Onun için de Türk yargısı yasaların uygulanmasının engellenmesi veya imkansız hale getirilmesi için çalışma yapıldığında yargıya hangi kural uygulamasını emrediyorsa o kuralı uygulamaktadır.
Yani hukuku ve hukuk devletine sahip çıkmaktadır. Anayasamızın ve hukukumuzun gereklerini yerine getirmektedir. Eleştirilmesi gereken yargı değil eleştirilmesi gereken 'Biz hukuka saygılıyız, demokratik hukuk devletinin gereklerine saygılıyız, Anayasa'ya saygılıyız' deyip de Anayasa'yı ve hukuk devletini fiilen çiğneyip davete uymayanlardır.

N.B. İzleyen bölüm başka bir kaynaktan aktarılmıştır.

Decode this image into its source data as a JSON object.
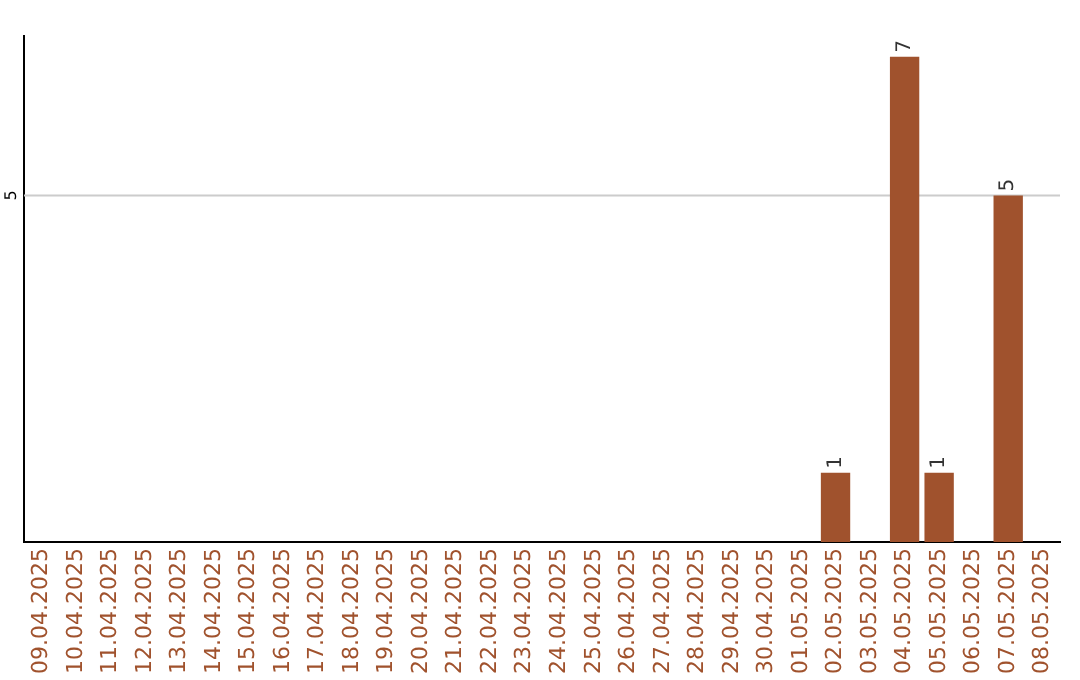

Bugünkü bu durumu müsebbibi esasında yargının alacağı kararlara yargı henüz kalmadan uyacağını ilan etmektir. Ben umuyorum ki bundan sonraki süreçlerde herkes yargının aldığı kararlara gecikmeksizin uyar ve gereği ne ise onu yerine getirir. Kim mahkeme tarafından veya savcılar tarafından davet ediliyorsa davete usulüne uygun icabet etmek zorundadır. Umarız bundan sonraki süreçlerde yargımız böyle kararlar almak zorunda kimse tarafından bırakılmaz. Çünkü herkes yargıya saygı duyar. Türkiye hukuk devletinin gereklerine her zaman sahip çıktığı bundan sonra da sahip çıkmaya devam edecektir.